Not one word had Margaret or Bessy spoken. They had hardly uttered the sighing, that the eyes of each called to the other to bring up from the depths of her heart. At last Bessy said,

“I never thought to hear father call on God again. But yo’ heard him say, ‘So help me God!’

“Yes!” said Margaret. “Let me bring you what money I can spare,—let me bring you a little food for that poor man’s children. Don’t let them know it comes from any one but your father. It will be but little.”

Bessy lay back without taking any notice of what Margaret said. She did not cry—she only quivered up her breath.

“My heart’s drained dry o’ tears,” she said. “Boucher’s been in these days past, a telling me of his fears and his troubles. He’s but a weak kind of chap, I know, but he’s a man for a’ that; and tho’ I’ve been angry, many a time afore now, wi’ him an’ his wife, as knew no more nor him how to manage, yet yo’ see, all folks isn’t wise, yet God lets ’em live—ay, an’ gives ’em some one to love, and be loved by, just as good as Solomon. An’ if sorrow comes to them they love, it hurts ’em as sore as e’er it did Solomon. I can’t make it out. Perhaps it’s as well such a one as Boucher has th’ Union to see after him. But I’d just like for to see th’ men as make th’ Union, and put ’em one by one face to face wi’ Boucher. I reckon, if they heard him, the’d tell him (if I cotched ’em one by one), he might go back and get what he could for his work, even if it weren’t so much as they ordered.”

Margaret sat utterly silent. How was she ever to go away into comfort and forget that man’s voice, with the tone of unutterable agony, telling more by far than his words of what he had to suffer? She took out her purse; she had not much in it of what she could call her own, but what she had she put into Bessy’s hands without speaking.

“Thank yo’. There’s many on ’em gets no more, and is not so bad off,—leastways does not show it as he does. But father won’t let ’em want, now he knows. Yo’ see, Boucher’s been pulled down wi’ his childer,—and her being so cranky, and a’ they could pawn has gone this last twelvemonth. Yo’re not to think we’d ha’ letten ’em clem, for all we’re a bit pressed oursel’; if neighbours doesn’t see after neighbours, I dunno who will.” Bessy seemed almost afraid lest Margaret should think they had not the will, and, to a certain degree, the power of helping one whom she evidently regarded as having a claim upon them. “Besides,” she went on, “father is sure and positive the masters must give in within these next few days,—that they canna hould on much longer. But I thank yo’ all the same,—I thank yo’ for mysel’, as much as for Boucher, for it jus makes my heart warm to yo’ more and more.”

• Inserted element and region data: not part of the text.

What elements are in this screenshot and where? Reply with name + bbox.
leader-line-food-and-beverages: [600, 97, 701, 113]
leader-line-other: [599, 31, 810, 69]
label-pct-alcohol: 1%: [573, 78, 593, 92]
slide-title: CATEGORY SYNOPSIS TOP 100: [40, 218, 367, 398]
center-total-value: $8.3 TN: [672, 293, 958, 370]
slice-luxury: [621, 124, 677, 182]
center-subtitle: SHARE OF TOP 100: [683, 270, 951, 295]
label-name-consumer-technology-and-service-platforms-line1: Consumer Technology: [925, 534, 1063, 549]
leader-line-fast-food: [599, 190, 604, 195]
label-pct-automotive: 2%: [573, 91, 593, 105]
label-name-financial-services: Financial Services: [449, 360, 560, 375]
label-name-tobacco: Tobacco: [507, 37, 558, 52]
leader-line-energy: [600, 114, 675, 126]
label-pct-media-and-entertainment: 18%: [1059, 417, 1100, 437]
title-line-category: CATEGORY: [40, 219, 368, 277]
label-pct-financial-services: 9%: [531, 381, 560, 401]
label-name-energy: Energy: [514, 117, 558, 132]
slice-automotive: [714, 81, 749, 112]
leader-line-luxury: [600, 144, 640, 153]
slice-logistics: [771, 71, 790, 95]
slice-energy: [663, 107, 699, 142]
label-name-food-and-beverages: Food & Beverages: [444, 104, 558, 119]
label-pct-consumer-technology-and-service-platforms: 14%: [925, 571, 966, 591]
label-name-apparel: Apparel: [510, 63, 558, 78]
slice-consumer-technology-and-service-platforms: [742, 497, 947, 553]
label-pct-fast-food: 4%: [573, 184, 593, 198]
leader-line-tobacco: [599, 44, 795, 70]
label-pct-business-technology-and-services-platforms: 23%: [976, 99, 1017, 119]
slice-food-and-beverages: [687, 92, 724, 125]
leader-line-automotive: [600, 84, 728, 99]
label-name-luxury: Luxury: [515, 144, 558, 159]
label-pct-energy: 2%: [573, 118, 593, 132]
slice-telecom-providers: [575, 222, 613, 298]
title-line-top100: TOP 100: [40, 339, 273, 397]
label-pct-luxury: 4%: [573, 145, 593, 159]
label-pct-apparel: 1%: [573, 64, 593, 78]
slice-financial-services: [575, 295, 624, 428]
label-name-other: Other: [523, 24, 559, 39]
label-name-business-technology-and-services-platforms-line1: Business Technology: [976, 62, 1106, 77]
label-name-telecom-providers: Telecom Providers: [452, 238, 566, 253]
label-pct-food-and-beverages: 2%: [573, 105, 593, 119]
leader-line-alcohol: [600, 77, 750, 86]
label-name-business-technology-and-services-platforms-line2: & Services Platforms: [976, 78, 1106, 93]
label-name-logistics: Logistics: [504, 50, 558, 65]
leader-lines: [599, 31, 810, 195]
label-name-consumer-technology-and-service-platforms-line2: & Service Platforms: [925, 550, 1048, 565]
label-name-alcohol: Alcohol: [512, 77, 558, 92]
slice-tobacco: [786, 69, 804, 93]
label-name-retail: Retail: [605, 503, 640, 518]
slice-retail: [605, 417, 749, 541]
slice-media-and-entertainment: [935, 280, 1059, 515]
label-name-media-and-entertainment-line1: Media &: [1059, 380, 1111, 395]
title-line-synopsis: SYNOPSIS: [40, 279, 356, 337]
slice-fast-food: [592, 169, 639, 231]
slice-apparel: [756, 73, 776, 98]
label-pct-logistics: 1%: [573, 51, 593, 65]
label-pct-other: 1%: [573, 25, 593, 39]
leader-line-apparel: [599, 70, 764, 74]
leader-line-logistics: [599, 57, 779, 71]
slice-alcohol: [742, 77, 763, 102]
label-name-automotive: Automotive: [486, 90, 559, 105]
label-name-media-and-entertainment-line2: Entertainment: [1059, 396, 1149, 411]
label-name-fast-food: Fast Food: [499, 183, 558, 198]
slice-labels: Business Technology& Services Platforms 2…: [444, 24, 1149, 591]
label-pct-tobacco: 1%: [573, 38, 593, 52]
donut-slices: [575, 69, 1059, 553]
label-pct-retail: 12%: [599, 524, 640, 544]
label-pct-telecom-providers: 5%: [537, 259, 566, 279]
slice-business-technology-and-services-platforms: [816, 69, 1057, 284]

Bessy seemed much quieter to-day, but fearfully languid and exhausted. As she finished speaking, she looked so faint and weary that Margaret became alarmed.

“It’s nout,” said Bessy. “It’s not death yet. I had a fearfu’ night wi’ dreams—or somewhat like dreams, for I were wide awake—and I’m all in a swounding daze to-day,—only yon poor chap made me alive again. No! it’s not death yet, but death is not far off. Ay. Cover me up, and I’ll may be sleep, if th’ cough will let me. Good night—good afternoon, m’appen I should say—but th’ light is dim an’ misty to-day.”